5) Recovery Rehearsal

A recovery that’s never been tested is a risk you haven’t priced in. Before storing significant value:

  • Dry run restore. Factory reset the device (or use a spare), then restore using your seed (and passphrase, if used). You should see the same first receiving address as before.
  • Test funds. Send a small amount to a freshly derived address, then confirm you can spend it. This validates both the backup and the signing workflow.
  • Shamir check. If using SSS, reconstruct with the designated threshold shares to ensure locations and instructions are correct.
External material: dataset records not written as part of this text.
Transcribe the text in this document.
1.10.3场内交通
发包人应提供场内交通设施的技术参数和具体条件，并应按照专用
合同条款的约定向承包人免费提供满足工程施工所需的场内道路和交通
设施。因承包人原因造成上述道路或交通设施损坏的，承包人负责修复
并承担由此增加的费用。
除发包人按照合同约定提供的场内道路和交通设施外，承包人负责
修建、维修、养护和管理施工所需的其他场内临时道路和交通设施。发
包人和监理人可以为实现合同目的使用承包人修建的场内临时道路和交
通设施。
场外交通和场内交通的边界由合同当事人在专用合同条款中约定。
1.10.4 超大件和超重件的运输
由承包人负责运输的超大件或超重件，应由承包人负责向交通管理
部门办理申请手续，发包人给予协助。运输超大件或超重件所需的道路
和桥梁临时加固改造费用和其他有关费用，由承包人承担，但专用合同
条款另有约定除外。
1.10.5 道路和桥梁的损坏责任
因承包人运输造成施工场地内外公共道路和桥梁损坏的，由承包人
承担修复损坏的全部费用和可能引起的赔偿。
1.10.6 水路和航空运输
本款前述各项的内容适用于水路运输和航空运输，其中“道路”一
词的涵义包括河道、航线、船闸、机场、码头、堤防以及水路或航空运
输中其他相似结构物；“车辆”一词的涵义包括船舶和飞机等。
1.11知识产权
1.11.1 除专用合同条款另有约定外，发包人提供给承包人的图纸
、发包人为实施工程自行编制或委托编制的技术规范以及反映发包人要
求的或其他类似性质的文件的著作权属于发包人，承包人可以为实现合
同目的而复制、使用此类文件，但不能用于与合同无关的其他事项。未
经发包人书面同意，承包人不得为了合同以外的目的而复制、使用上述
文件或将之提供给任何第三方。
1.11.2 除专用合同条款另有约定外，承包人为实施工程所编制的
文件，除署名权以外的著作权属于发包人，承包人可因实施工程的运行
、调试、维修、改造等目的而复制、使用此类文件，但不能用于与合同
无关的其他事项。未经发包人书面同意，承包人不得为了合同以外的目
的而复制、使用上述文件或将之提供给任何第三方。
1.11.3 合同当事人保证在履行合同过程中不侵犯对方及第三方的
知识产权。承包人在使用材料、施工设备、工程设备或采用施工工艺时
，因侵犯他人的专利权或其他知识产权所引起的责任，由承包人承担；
Document the steps you took in a plain-language “recovery playbook” stored offline for your future self or heirs. Keep specifics (passphrase, share locations) separate to avoid single-point compromise.

6) Ongoing OPSEC

Good security is a routine, not a one-time event. These habits reduce day-to-day risk without making usage painful:

  • Connect only when needed. Keep the device disconnected and powered off when not in use. Consider an air-gapped workflow (QR codes) if supported.
  • Use reputable companion apps. Stick to the official desktop/mobile apps or widely trusted wallets. Beware of lookalike sites and extension clones.
  • Restrict approvals. On EVM chains, token approvals can drain funds later. Grant only what you need; periodically review and revoke unused approvals.
  • Separate spending from vaulting. Keep a small “hot allowance” for frequent activity; store long-term holdings on a separate account, passphrase, or even a different device.
  • Multisig for higher stakes. For team treasuries or large personal holdings, consider a threshold wallet (e.g., Safe) with multiple hardware signers to prevent single-device loss from becoming catastrophic.
  • Travel & customs. Don’t carry your seed when you travel. If you must travel with a device, ensure it holds no critical balances (use a distinct account with empty seed backup left at home).
  • Phishing & support scams. No legitimate support agent will ever ask for your seed or passphrase on a call, chat, or form. End the conversation immediately if they do.
  • Lifecycle & disposal. Before selling or discarding a device, wipe it via factory reset. Never throw away a device that still holds a live seed or a remembered passphrase.
  • Inheritance plan. Decide now who should recover funds if you’re unavailable. A brief, sealed letter explaining where to find the seed, passphrase, and device, plus the recovery playbook, can save loved ones from guesswork.
Signing flow refresher: Your computer constructs a transaction → hardware wallet displays key details → you verify on-device → wallet signs and returns only the signature. The seed never leaves the device.

Quick check

  1. Where should the seed be generated and entered?
  2. What’s the purpose of verifying the address on-device?
  3. Why do a recovery rehearsal?
  4. What are the trade-offs between a passphrase and Shamir sharing?
  5. List three ongoing OPSEC habits that meaningfully reduce risk.
Show answers
  • On the hardware device itself (never on a PC/phone keyboard or website).
  • To defeat UI spoofing; the device’s screen is authoritative for addresses and transaction details.
  • To prove your backup actually restores the same wallet and that you can spend funds before storing significant value.
  • Passphrase adds a hidden wallet but is unrecoverable if forgotten; Shamir splits recovery into m-of-n shares to remove single-point failure but adds operational complexity.
  • Examples: keep device disconnected when idle • restrict/revoke token approvals • separate “hot” and “vault” accounts • use multisig for large holdings • update firmware only via the official app • never disclose seed/passphrase to “support”.

Go deeper

Optional next steps: practice a passphrase restore, rehearse a Shamir reconstruction, and write your recovery playbook.